Thursday, February 10, 2011

Do you have enemies?

A friend happened to mention to me about what she was reading in the book ‘Art of Happiness’ by the Dalai Lama. She mentioned how he asks us to treat enemies as people that have a purpose in our lives. They challenge us and through those challenges, we can make better people of ourselves. I happen to read somewhere else that Winston Churchill had once said – “If you have made enemies, that’s great because it means you have stood up for something in your life”. And Franklin Roosevelt said, “Judge me by the enemies I have made.” The Dalai Lama himself has many powerful enemies, who have made him the international figure that he is. If not for them, he would have been a humble monk who would have lived in oblivion in a far away land that is called the ‘Roof of the World’.

Can we therefore say Success = function of (enemies)?  It sounds weird to recommend to anyone, especially in today’s world that is filled with animosity and hatred to ‘Go and make some enemies’. Just doesn’t sound right. Does that mean this equation could work just for great people like the Dalai Lama, Churchill or Roosevelt and not to mere mortals like the rest of us? That doesn’t sound right either. There is no reason any one of us cannot be great.

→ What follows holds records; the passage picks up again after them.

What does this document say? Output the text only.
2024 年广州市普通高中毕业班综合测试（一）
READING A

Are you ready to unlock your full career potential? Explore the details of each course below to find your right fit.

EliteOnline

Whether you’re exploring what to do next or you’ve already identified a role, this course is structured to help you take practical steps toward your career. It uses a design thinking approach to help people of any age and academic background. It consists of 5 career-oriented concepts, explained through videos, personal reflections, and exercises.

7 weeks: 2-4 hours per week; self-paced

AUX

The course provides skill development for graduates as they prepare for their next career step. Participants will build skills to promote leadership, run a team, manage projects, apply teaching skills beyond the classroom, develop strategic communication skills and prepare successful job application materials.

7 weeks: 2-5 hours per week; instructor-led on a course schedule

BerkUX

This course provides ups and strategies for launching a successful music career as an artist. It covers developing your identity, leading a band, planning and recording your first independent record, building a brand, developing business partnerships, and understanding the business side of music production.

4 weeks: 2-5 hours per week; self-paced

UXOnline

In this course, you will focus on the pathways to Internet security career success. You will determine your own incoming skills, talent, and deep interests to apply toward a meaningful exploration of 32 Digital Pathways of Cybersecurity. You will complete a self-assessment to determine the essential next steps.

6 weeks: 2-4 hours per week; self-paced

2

I think the answer may lie in the way we define enemies. ‘Enemies’ historically has been a term used to refer to people who have fought on the other side in a war. Another human being just like ourselves but standing up for the ‘other side’. If we leave alone the objectives of the ‘other side’. The objective of the enemy himself was to kill us and help his side win. They weren’t ‘evil’ in any other way, except for wanting to kill us! Often soldiers found that their enemies were going through the same challenges as them and the stories were similar on both sides. In a time and age when wars are no longer fought against a designated enemy but against a shadowy figure that we aren’t even sure is alive or dead or hiding in some mountain cave?! We have lost the true meaning of what an enemy represented. The life that the enemy wished to take away was a small price for the honour and pride the enemy instilled in the soldiers of yesteryears.

We therefore we need a different word, as ‘enemy’ is not right any more. I think that word could be ‘rival’. Rivals are what we need in our lives. A sporting analogy would be - what a Rafael Nadal is to Roger Federer. What would Federer be without his Nadal?! There is no champion, who has not been challenged by a worthy rival. We all need rivals. A rival who makes a champion out of us is nothing but a godsend. A person that we find hard to not respect for their potential and not just an evil person that wants to take away our trophy.

Therefore, Success = function of (rivals). That allows me to think of another angle to the equation about enemies. We all need to re-look at all the people that we consider to be our enemies. And look for a rival in them. Is there something in that person that we can appreciate and respect. If we can respect our ‘enemies’ we can overcome hate and turn those enemies into a resource – a rival. A godsend.